In May 1865, Sylvester M. Wait (d. 1891) begins operating a flour mill in the midst of farmland clustered around the convergence of the Touchet River and Coppei Creek in Walla Walla County. The previous year Wait had met Dennis Willard, an early settler in the Touchet Valley, who was in Lewiston, Idaho, selling supplies to miners. Wait returned with Willard and, on land donated by Willard and William Perry Bruce, set up a mill to process local wheat into flour. The town of Waitsburg will grow up around the mill, which will continue to expand and operate under different owners until it is closed 92 years later.
In 1859, a number of settlers began farming around the juncture of the Touchet River and Coppei Creek in the Touchet Valley. After a few years of farming along the rivers, some of these pioneer farmers began dryland farming on the slopes surrounding the valley and started to produce significant quantities of wheat.
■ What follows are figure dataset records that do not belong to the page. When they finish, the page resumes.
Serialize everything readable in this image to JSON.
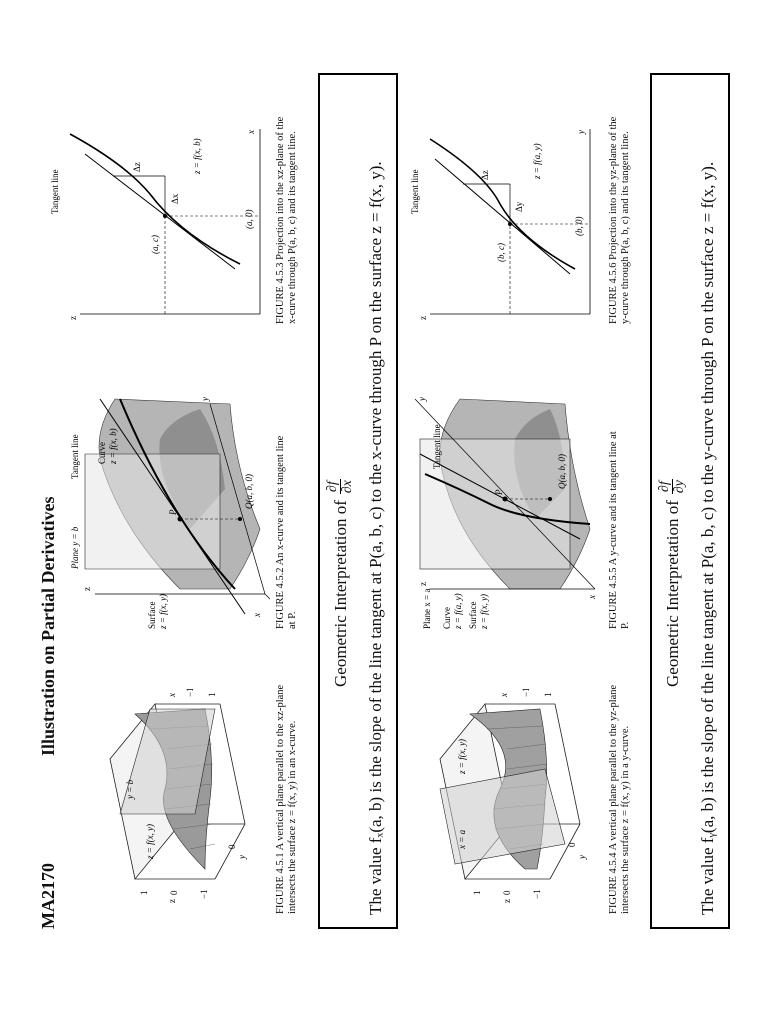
{
  "header": {
    "course": "MA2170",
    "title": "Illustration on Partial Derivatives"
  },
  "row1": {
    "fig1": {
      "caption": "FIGURE 4.5.1 A vertical plane parallel to the xz-plane intersects the surface z = f(x, y) in an x-curve.",
      "labels": {
        "z": "z",
        "one": "1",
        "zero": "0",
        "minus_one": "−1",
        "surface": "z = f(x, y)",
        "plane": "y = b",
        "x": "x",
        "y": "y",
        "t0": "0",
        "t1": "1",
        "tm1": "−1"
      }
    },
    "fig2": {
      "caption": "FIGURE 4.5.2 An x-curve and its tangent line at P.",
      "labels": {
        "plane": "Plane y = b",
        "tangent": "Tangent line",
        "curve": "Curve",
        "curve_eq": "z = f(x, b)",
        "surface": "Surface",
        "surface_eq": "z = f(x, y)",
        "Q": "Q(a, b, 0)",
        "P": "P",
        "x": "x",
        "y": "y",
        "z": "z"
      }
    },
    "fig3": {
      "caption": "FIGURE 4.5.3 Projection into the xz-plane of the x-curve through P(a, b, c) and its tangent line.",
      "labels": {
        "tangent": "Tangent line",
        "dz": "Δz",
        "dx": "Δx",
        "point": "(a, c)",
        "curve": "z = f(x, b)",
        "base": "(a, 0)",
        "x": "x",
        "z": "z"
      }
    },
    "geo_prefix": "Geometric Interpretation of",
    "geo_num": "∂f",
    "geo_den": "∂x",
    "statement": "The value fₓ(a, b) is the slope of the line tangent at P(a, b, c) to the x-curve through P on the surface z = f(x, y)."
  },
  "row2": {
    "fig4": {
      "caption": "FIGURE 4.5.4 A vertical plane parallel to the yz-plane intersects the surface z = f(x, y) in a y-curve.",
      "labels": {
        "z": "z",
        "one": "1",
        "zero": "0",
        "minus_one": "−1",
        "surface": "z = f(x, y)",
        "plane": "x = a",
        "x": "x",
        "y": "y",
        "t0": "0",
        "t1": "1",
        "tm1": "−1"
      }
    },
    "fig5": {
      "caption": "FIGURE 4.5.5 A y-curve and its tangent line at P.",
      "labels": {
        "plane": "Plane x = a",
        "curve": "Curve",
        "curve_eq": "z = f(a, y)",
        "surface": "Surface",
        "surface_eq": "z = f(x, y)",
        "tangent": "Tangent line",
        "Q": "Q(a, b, 0)",
        "P": "P",
        "x": "x",
        "y": "y",
        "z": "z"
      }
    },
    "fig6": {
      "caption": "FIGURE 4.5.6 Projection into the yz-plane of the y-curve through P(a, b, c) and its tangent line.",
      "labels": {
        "tangent": "Tangent line",
        "dz": "Δz",
        "dy": "Δy",
        "point": "(b, c)",
        "curve": "z = f(a, y)",
        "base": "(b, 0)",
        "y": "y",
        "z": "z"
      }
    },
    "geo_prefix": "Geometric Interpretation of",
    "geo_num": "∂f",
    "geo_den": "∂y",
    "statement": "The value fᵧ(a, b) is the slope of the line tangent at P(a, b, c) to the y-curve through P on the surface z = f(x, y)."
  }
}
In 1864, while selling supplies to miners in Lewiston, Dennis Willard, who owned 160 acres in the Touchet Valley, met Sylvester Wait. Originally from Waitsfield, Vermont, Wait had previously operated a flour mill in Rogue River, Oregon, until hostilities there had forced him to abandon his business. He then opened a dairy in Lewiston. Willard persuaded Wait that the Touchet Valley, where ample wheat was grown and the rivers were powerful, was an opportune site for a flour mill. Moreover, Willard informed Wait, there were some 5,000 bushels of wheat ready to be shipped to Walla Walla. There would be more profit in grinding this wheat into flour and packing it to the mines.
Willard and Bruce donated about 10 acres of land on the north side of the Touchet River for a mill and a residence for Wait and his men. They granted Wait rights for the millrace, and the other farmers in the area held their grain until the mill was in operation. Wait secured investment capital totaling about $14,000 and traveled to San Francisco for the necessary supplies. A two-story, 40-by-50-feet wood-frame structure, assembled with whatever wood could be obtained from the surrounding area, was built and one set of small millstones was installed. In May 1865, the mill went into operation and flour was soon en route to mining camps in Idaho.
A town, which came to be known as Waitsburg, quickly developed around Wait's mill. In 1866, Wait sold half of his interest in the mill to brothers William (1832-1916) and Platt Preston and the operation was enlarged. In 1870, Wait sold his remaining interest in the mill to the Preston brothers and moved upriver to build another mill in the new town of Dayton. The Preston brothers further expanded the Waitsburg mill and installed more and larger millstones. Later, the millstones were replaced with steel roller machines. Both the mill and the town grew, especially after a rail line connected Waitsburg with the regional and national railway network. In 1891, Frank Parton of Albany, Oregon, purchased a one-third interest in the mill, which then operated under the ownership of the Preston-Parton Milling Company. By the turn of the century, the five-story plant was producing some 400 barrels a day of fine and even white flour.
In 1911, William B. Shaffer, who had become general manager of the mill in 1886, bought Parton's interest and the Preston-Shaffer Milling Company was incorporated. The company expanded in the early twentieth century, establishing mills in Athena and Milton, Oregon, and in 1936 the Waitsburg mill was converted from water to electric power. In 1957, Preston-Shaffer stockholders voted to discontinue the business and the Waitsburg mill was closed. In September 2009 the abandoned mill, which had been on the Washington Trust for Historic Preservation's endangered property list since 2005, was destroyed in a fire.